Wolf calls on General Assembly to invest in older Pennsylvanians – Daily Local
Department of Aging Secretary Robert Torres and Department of Human Services Acting Secretary Meg Snead were joined by Rep. Patty Kim and community leaders this week to echo Governor Tom Wolf’s call for the Pennsylvania General Assembly to immediately use a portion of the $1.7 billion in unspent American Rescue Plan Act dollars to help older adults and individuals with disabilities through property tax and rent rebates to recover from the COVID-19 pandemic.
In February, Gov. Wolf proposed his $1.7 billion action plan, which includes a proposal to direct $204 million to provide property tax relief to Pennsylvanians by investing in the existing Property Tax Rent Rebate program. This investment would be a one-time bonus rebate to current program users, doubling existing rebates with an estimated 466,000 Pennsylvanians receiving an additional average rebate of $475. While Democratic leaders in the Senate and House have introduced legislation, Senate Bill 1187 and House Bill 2560, to support Gov. Wolf’s plan to invest in the existing program, the General Assembly has been slow to act.
“Older Pennsylvanians overwhelmingly want to age in their homes and communities for as long as they are able. While the Department of Aging provides services and supports to help them achieve this goal, programs like the Department of Revenue’s Property Tax/Rent Rebate offers seniors an additional benefit,” said Secretary Torres. “Many older adults live on fixed incomes and when it comes to their finances, paying their rent or mortgage is a top priority. Governor Wolf’s proposed one time increase in the rebate amount will help seniors to meet some of their needs during these difficult times.”
Sec. Torres noted that in Dauphin County, the Property Tax/Rent Rebate program benefitted 8,716 Pennsylvanians who received more than $4 million, according to the most recent available data from the Pennsylvania Department of Revenue. Almost 60% of these recipients were age 65 and older. Almost 39% were individuals with disabilities.

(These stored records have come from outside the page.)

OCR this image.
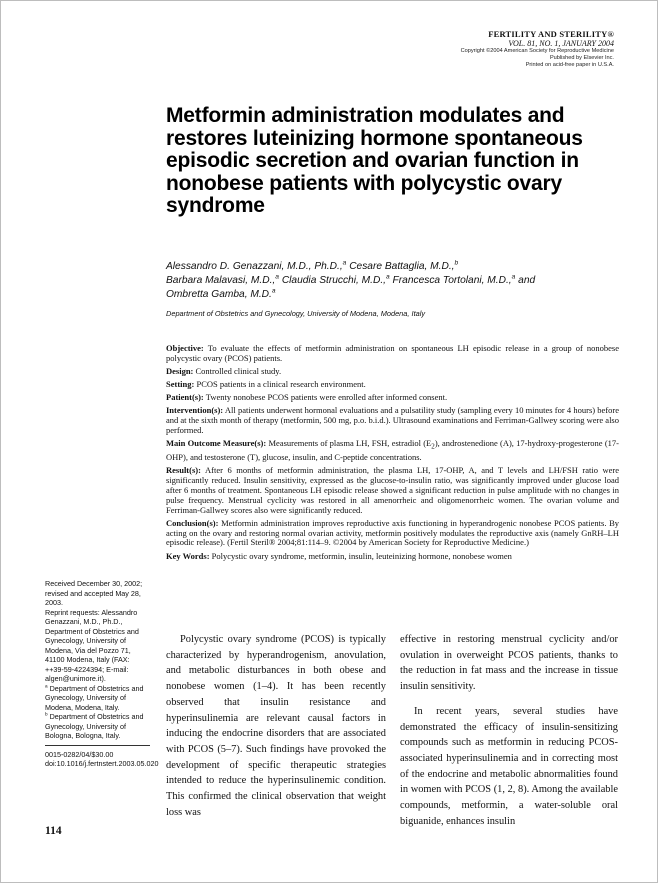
FERTILITY AND STERILITY®
VOL. 81, NO. 1, JANUARY 2004
Copyright ©2004 American Society for Reproductive Medicine
Published by Elsevier Inc.
Printed on acid-free paper in U.S.A.
Metformin administration modulates and restores luteinizing hormone spontaneous episodic secretion and ovarian function in nonobese patients with polycystic ovary syndrome
Alessandro D. Genazzani, M.D., Ph.D.,$^a$ Cesare Battaglia, M.D.,$^b$
Barbara Malavasi, M.D.,$^a$ Claudia Strucchi, M.D.,$^a$ Francesca Tortolani, M.D.,$^a$ and
Ombretta Gamba, M.D.$^a$
Department of Obstetrics and Gynecology, University of Modena, Modena, Italy

Objective: To evaluate the effects of metformin administration on spontaneous LH episodic release in a group of nonobese polycystic ovary (PCOS) patients.

Design: Controlled clinical study.

Setting: PCOS patients in a clinical research environment.

Patient(s): Twenty nonobese PCOS patients were enrolled after informed consent.

Intervention(s): All patients underwent hormonal evaluations and a pulsatility study (sampling every 10 minutes for 4 hours) before and at the sixth month of therapy (metformin, 500 mg, p.o. b.i.d.). Ultrasound examinations and Ferriman-Gallwey scoring were also performed.

Main Outcome Measure(s): Measurements of plasma LH, FSH, estradiol $(E_2)$, androstenedione (A), 17-hydroxy-progesterone (17-OHP), and testosterone (T), glucose, insulin, and C-peptide concentrations.

Result(s): After 6 months of metformin administration, the plasma LH, 17-OHP, A, and T levels and LH/FSH ratio were significantly reduced. Insulin sensitivity, expressed as the glucose-to-insulin ratio, was significantly improved under glucose load after 6 months of treatment. Spontaneous LH episodic release showed a significant reduction in pulse amplitude with no changes in pulse frequency. Menstrual cyclicity was restored in all amenorrheic and oligomenorrheic women. The ovarian volume and Ferriman-Gallwey scores also were significantly reduced.

Conclusion(s): Metformin administration improves reproductive axis functioning in hyperandrogenic nonobese PCOS patients. By acting on the ovary and restoring normal ovarian activity, metformin positively modulates the reproductive axis (namely GnRH–LH episodic release). (Fertil Steril® 2004;81:114–9. ©2004 by American Society for Reproductive Medicine.)

Key Words: Polycystic ovary syndrome, metformin, insulin, leuteinizing hormone, nonobese women

Received December 30, 2002; revised and accepted May 28, 2003.

Reprint requests: Alessandro Genazzani, M.D., Ph.D., Department of Obstetrics and Gynecology, University of Modena, Via del Pozzo 71, 41100 Modena, Italy (FAX: ++39-59-4224394; E-mail: algen@unimore.it).

$^a$ Department of Obstetrics and Gynecology, University of Modena, Modena, Italy.

$^b$ Department of Obstetrics and Gynecology, University of Bologna, Bologna, Italy.

0015-0282/04/$30.00

doi:10.1016/j.fertnstert.2003.05.020

114

Polycystic ovary syndrome (PCOS) is typically characterized by hyperandrogenism, anovulation, and metabolic disturbances in both obese and nonobese women (1–4). It has been recently observed that insulin resistance and hyperinsulinemia are relevant causal factors in inducing the endocrine disorders that are associated with PCOS (5–7). Such findings have provoked the development of specific therapeutic strategies intended to reduce the hyperinsulinemic condition. This confirmed the clinical observation that weight loss was

effective in restoring menstrual cyclicity and/or ovulation in overweight PCOS patients, thanks to the reduction in fat mass and the increase in tissue insulin sensitivity.

In recent years, several studies have demonstrated the efficacy of insulin-sensitizing compounds such as metformin in reducing PCOS-associated hyperinsulinemia and in correcting most of the endocrine and metabolic abnormalities found in women with PCOS (1, 2, 8). Among the available compounds, metformin, a water-soluble oral biguanide, enhances insulin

“Our seniors are the foundation of our communities,” said Rep. Kim. “Seniors navigate their everyday lives on a fixed income, trying to make the best of a post-pandemic world despite rising costs for necessities. This is the reason I’m advocating for the General Assembly to act to make sure federal dollars from the American Rescue Plan can be used for this one-time bonus rebate to help seniors, people with disabilities, widows and widowers.”

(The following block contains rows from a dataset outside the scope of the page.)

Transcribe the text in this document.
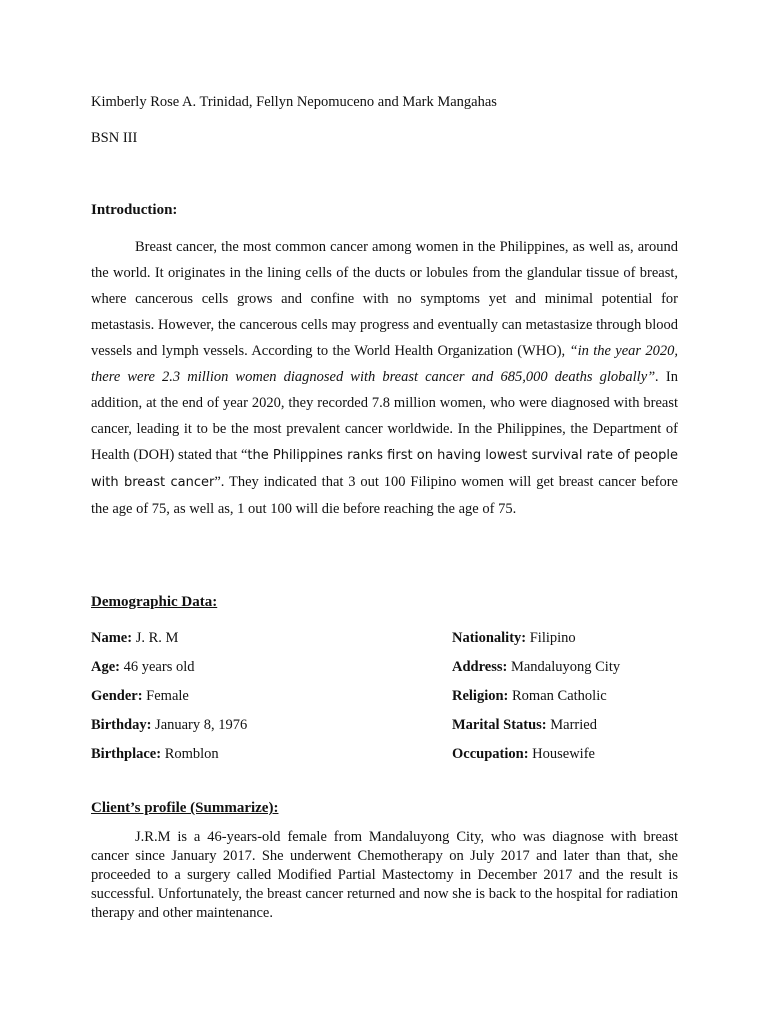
Kimberly Rose A. Trinidad, Fellyn Nepomuceno and Mark Mangahas
BSN III
Introduction:

Breast cancer, the most common cancer among women in the Philippines, as well as, around the world. It originates in the lining cells of the ducts or lobules from the glandular tissue of breast, where cancerous cells grows and confine with no symptoms yet and minimal potential for metastasis. However, the cancerous cells may progress and eventually can metastasize through blood vessels and lymph vessels. According to the World Health Organization (WHO), “in the year 2020, there were 2.3 million women diagnosed with breast cancer and 685,000 deaths globally”. In addition, at the end of year 2020, they recorded 7.8 million women, who were diagnosed with breast cancer, leading it to be the most prevalent cancer worldwide. In the Philippines, the Department of Health (DOH) stated that “the Philippines ranks first on having lowest survival rate of people with breast cancer”. They indicated that 3 out 100 Filipino women will get breast cancer before the age of 75, as well as, 1 out 100 will die before reaching the age of 75.

Demographic Data:
Name: J. R. M
Age: 46 years old
Gender: Female
Birthday: January 8, 1976
Birthplace: Romblon
Nationality: Filipino
Address: Mandaluyong City
Religion: Roman Catholic
Marital Status: Married
Occupation: Housewife
Client’s profile (Summarize):

J.R.M is a 46-years-old female from Mandaluyong City, who was diagnose with breast cancer since January 2017. She underwent Chemotherapy on July 2017 and later than that, she proceeded to a surgery called Modified Partial Mastectomy in December 2017 and the result is successful. Unfortunately, the breast cancer returned and now she is back to the hospital for radiation therapy and other maintenance.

Secretary Torres, joined by George Hartwick, Dauphin County Commissioner; Bob Burns, Dauphin County Area Agency on Aging Director; and Leah Eppinger, executive director for the Housing Authority of the County of Dauphin, called for immediate action by the General Assembly to get money out to Pennsylvanians who are hurting right now.
“Our seniors and people with disabilities in Pennsylvania deserve the opportunity to live independently and sustain their housing in their communities of choice in the face of rising costs. It is our responsibility to support and build on the successes of programs like the Property Tax/Rent Rebate that make community living possible and sustainable for our neighbors with fixed and moderate incomes,” said DHS Acting Secretary Meg Snead. “Expanding Pennsylvania’s investment in the Property Tax/Rent Rebate Program will make a substantial impact in quality of life and dignity for seniors and people with disabilities and provides the breathing room in their budgets to help them live and thrive in our communities across Pennsylvania.”
“Everyone is paying more for nearly everything today – from prescription drugs to gas to housing but, the problem of inflation is hardest for those on fixed incomes,” said AARP Pennsylvania State Director Bill Johnston-Walsh. “The very purpose of the American Rescue Plan Act is to provide flexible, emergency funding for state and local governments to effectively respond to the negative economic impacts created by pandemic. AARP Pennsylvania is pleased to support this critical investment of American Rescue Plan Act dollars to support Property Tax Rent Rebate Program beneficiaries.”
“The governor’s proposal is a simple plan to execute. Claimants won’t have to take any additional action to receive their one-time bonus rebates,” said Revenue Secretary Dan Hassell, who heads the agency that administers the Property Tax/Rent Rebate program. “Claimants should fill out their rebate applications as they normally do, and we will automatically calculate and distribute the additional rebates to them. If anyone needs help with their rebate application, filing assistance is available at the Department of Revenue’s district offices, local Area Agencies on Aging, senior centers and state legislators’ offices.”
Since its inception in 1971, the Property Tax/Rent Rebate program has delivered more than $7.1 billion to older adults and individuals with disabilities.